ABSTRACT

We discuss the use of multiple imputation in survival data analysis. Survival data are often subject to censoring. We describe the analogy between missing data and censored data. For the latter, notions of censoring mechanisms can be similar to missingness mechanisms. One possible application of multiple imputation is to impute censored event times. We present two imputation approaches: one is based on parametric survival analysis models such as accelerated failure time (AFT) models and Weibull proportional hazards models; the other is based on semiparametric Cox proportional hazards models using the idea of dual modeling strategy and predictive mean matching. Imputing censored event times can correct biases in marginal survival function estimates if the censoring mechanism is dependent on fully observed covariates. Another application of multiple imputation is to impute missing covariates in survival regression analyses.

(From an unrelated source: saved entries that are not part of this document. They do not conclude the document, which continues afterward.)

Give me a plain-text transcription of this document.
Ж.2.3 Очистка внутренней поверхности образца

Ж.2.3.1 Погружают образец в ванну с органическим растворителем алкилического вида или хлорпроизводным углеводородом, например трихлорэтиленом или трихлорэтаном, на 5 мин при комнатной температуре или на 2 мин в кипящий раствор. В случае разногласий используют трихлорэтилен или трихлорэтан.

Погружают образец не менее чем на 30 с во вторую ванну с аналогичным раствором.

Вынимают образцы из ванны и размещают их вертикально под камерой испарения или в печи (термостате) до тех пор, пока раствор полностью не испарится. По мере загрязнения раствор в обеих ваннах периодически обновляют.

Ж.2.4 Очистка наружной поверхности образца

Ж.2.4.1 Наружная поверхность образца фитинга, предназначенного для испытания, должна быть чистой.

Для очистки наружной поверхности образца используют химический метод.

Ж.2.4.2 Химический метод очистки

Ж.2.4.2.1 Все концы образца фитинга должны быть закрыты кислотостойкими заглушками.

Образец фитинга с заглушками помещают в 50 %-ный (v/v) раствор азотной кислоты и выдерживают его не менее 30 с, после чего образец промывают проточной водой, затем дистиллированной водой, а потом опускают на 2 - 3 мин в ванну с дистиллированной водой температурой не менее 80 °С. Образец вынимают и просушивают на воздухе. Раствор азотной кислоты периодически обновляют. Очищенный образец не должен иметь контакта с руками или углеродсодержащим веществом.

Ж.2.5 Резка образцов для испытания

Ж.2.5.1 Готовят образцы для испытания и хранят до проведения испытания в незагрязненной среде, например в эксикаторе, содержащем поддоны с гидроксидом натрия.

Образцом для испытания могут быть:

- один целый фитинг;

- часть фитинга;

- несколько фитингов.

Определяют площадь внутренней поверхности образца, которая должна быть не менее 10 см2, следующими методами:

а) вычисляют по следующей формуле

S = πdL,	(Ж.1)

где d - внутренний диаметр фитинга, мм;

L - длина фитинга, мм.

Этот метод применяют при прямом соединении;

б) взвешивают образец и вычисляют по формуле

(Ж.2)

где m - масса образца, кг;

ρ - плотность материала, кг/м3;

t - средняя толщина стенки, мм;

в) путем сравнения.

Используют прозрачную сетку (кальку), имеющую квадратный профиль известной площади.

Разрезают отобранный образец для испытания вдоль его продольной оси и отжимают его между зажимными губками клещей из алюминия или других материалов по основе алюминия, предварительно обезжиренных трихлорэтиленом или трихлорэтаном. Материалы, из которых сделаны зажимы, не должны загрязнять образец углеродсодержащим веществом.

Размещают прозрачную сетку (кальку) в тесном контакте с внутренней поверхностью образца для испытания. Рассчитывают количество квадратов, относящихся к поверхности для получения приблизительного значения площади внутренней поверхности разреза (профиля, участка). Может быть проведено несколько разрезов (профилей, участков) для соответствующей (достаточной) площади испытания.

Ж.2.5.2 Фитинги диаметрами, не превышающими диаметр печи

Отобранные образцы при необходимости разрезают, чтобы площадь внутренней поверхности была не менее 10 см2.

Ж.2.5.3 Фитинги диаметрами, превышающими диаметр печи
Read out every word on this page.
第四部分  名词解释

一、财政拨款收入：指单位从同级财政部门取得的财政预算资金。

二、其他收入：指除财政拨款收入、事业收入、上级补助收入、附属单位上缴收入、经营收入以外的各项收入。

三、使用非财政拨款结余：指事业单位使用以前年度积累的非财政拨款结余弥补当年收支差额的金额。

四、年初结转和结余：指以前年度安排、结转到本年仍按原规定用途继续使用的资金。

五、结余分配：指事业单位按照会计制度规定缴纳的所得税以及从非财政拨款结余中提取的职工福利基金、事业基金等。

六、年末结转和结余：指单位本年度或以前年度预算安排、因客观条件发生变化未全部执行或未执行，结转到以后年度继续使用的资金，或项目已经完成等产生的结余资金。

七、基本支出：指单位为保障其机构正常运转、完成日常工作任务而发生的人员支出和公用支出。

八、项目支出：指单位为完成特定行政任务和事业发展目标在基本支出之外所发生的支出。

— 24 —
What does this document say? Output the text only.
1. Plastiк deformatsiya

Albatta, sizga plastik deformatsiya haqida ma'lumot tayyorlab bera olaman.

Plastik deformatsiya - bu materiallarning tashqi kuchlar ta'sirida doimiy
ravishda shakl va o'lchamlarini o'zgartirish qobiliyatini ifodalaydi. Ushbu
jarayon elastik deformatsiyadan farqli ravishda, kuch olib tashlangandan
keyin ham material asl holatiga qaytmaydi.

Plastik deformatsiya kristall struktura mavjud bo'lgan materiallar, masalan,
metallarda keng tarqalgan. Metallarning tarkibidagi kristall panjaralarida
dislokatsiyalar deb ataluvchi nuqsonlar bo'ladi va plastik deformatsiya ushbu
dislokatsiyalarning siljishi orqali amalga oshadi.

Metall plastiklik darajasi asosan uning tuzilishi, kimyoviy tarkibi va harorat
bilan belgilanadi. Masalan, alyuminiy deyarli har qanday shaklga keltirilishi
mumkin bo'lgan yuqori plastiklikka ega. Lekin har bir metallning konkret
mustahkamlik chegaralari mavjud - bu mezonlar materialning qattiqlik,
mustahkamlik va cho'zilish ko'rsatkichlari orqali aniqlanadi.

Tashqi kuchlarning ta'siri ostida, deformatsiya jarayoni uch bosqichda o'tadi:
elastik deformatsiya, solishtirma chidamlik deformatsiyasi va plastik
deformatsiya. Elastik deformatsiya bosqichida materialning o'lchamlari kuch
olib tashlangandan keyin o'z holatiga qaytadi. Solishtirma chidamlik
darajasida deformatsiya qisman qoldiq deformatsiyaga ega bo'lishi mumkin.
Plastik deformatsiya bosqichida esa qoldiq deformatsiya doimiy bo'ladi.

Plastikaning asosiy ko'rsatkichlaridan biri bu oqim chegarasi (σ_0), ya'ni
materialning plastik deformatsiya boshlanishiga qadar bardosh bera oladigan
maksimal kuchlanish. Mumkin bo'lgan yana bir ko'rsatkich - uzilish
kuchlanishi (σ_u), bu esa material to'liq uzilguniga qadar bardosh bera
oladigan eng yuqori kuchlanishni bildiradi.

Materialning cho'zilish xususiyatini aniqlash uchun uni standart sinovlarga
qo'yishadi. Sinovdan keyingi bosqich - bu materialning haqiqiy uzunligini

Such imputation is usually difficult because of the nonlinear structure of survival models. Both the joint modeling and fully conditional specification approaches can be used. For the former, the imputation can be obtained rather conveniently using WinBUGS. For the latter, the key is to appropriately include the survival outcome information in the imputation. Under the AFT model, a reasonable strategy is to set up imputation models separately by the censoring indicator and include either the event time or censoring time as a predictor. Under the Cox model, we show the performance of a method that uses the cumulative baseline hazard function estimate as an imputation predictor. We illustrate the ideas using cancer data from SEER registry and a follow-up cancer study from University of Michigan.